Сижу, перебираю в памяти наши стычки, молчаливые противостояния за воскресным столом, и осознаю, что всё это время она занимала в моей жизни больше места, чем моя собственная семья. Чем работа, чем хобби, чем всё остальное.
Мы были связаны невидимой веревкой, как альпинисты. Только вместо того, чтобы помогать друг другу взбираться, мы пытались столкнуть друг друга в пропасть. И вот теперь она сорвалась. А я осталась стоять на краю с веревкой в руках.
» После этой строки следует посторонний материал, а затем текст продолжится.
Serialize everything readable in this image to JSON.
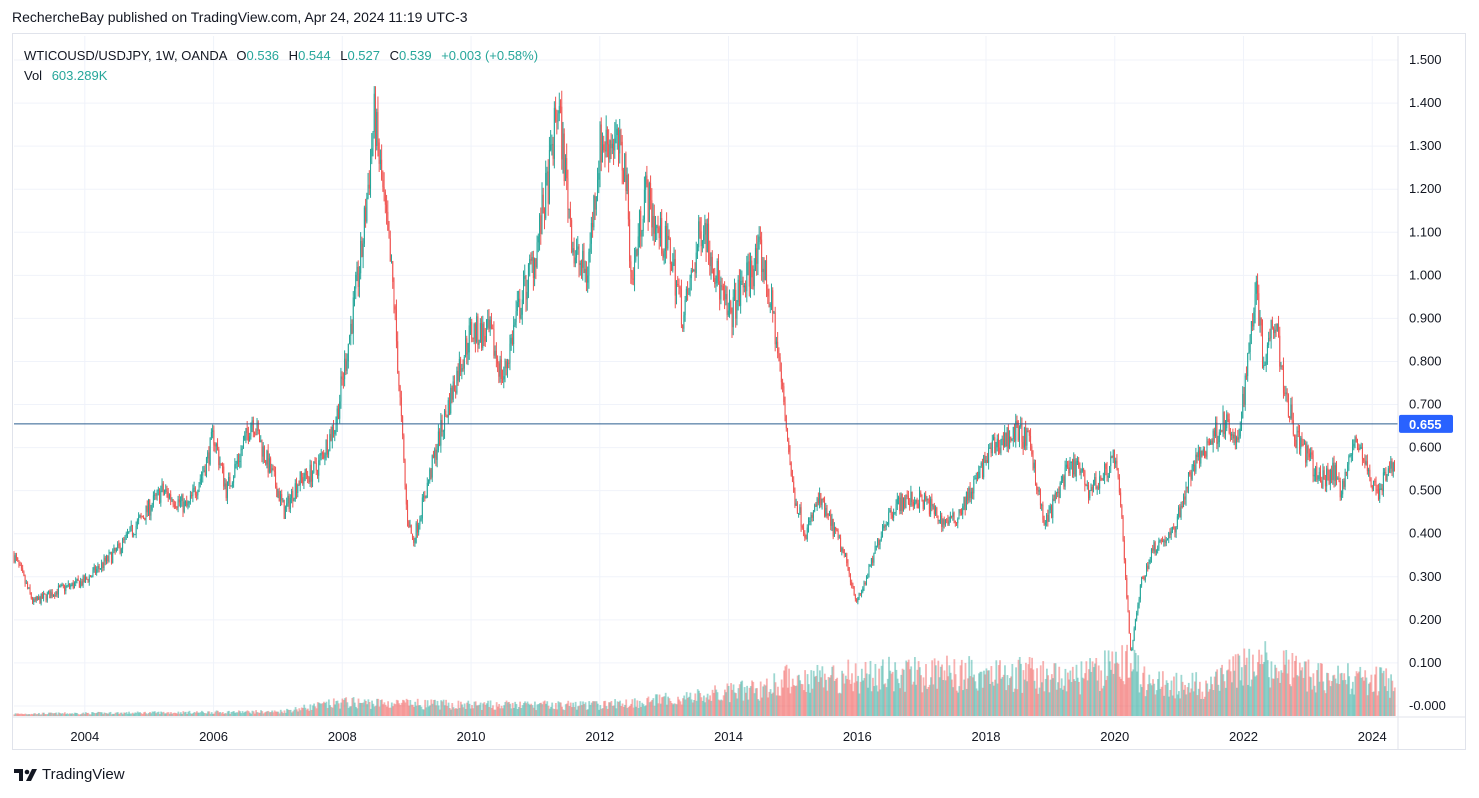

Завтра все закончится. Я буду стоять рядом с отцом, держа его под руку, и думать о том, что никогда больше не услышу её звонкого смеха, от которого звенели бокалы. Никогда не скажу колкость в ответ на её снисходительное замечание. Никогда больше не увижу, как она, надевает мамины украшения.
Теперь придётся учиться жить налегке. Без своей главной тяжести. И почему-то это пугает больше всего.
Говорят, когда долго держишь в руке что-то тяжелое, а потом отпускаешь, возникает фантомное ощущение веса. Мои руки сейчас пусты. Но я всё ещё чувствую тяжесть своей ненависти. И, может быть, самое страшное в том, что именно она все эти годы давала мне силы двигаться дальше и делать невозможное.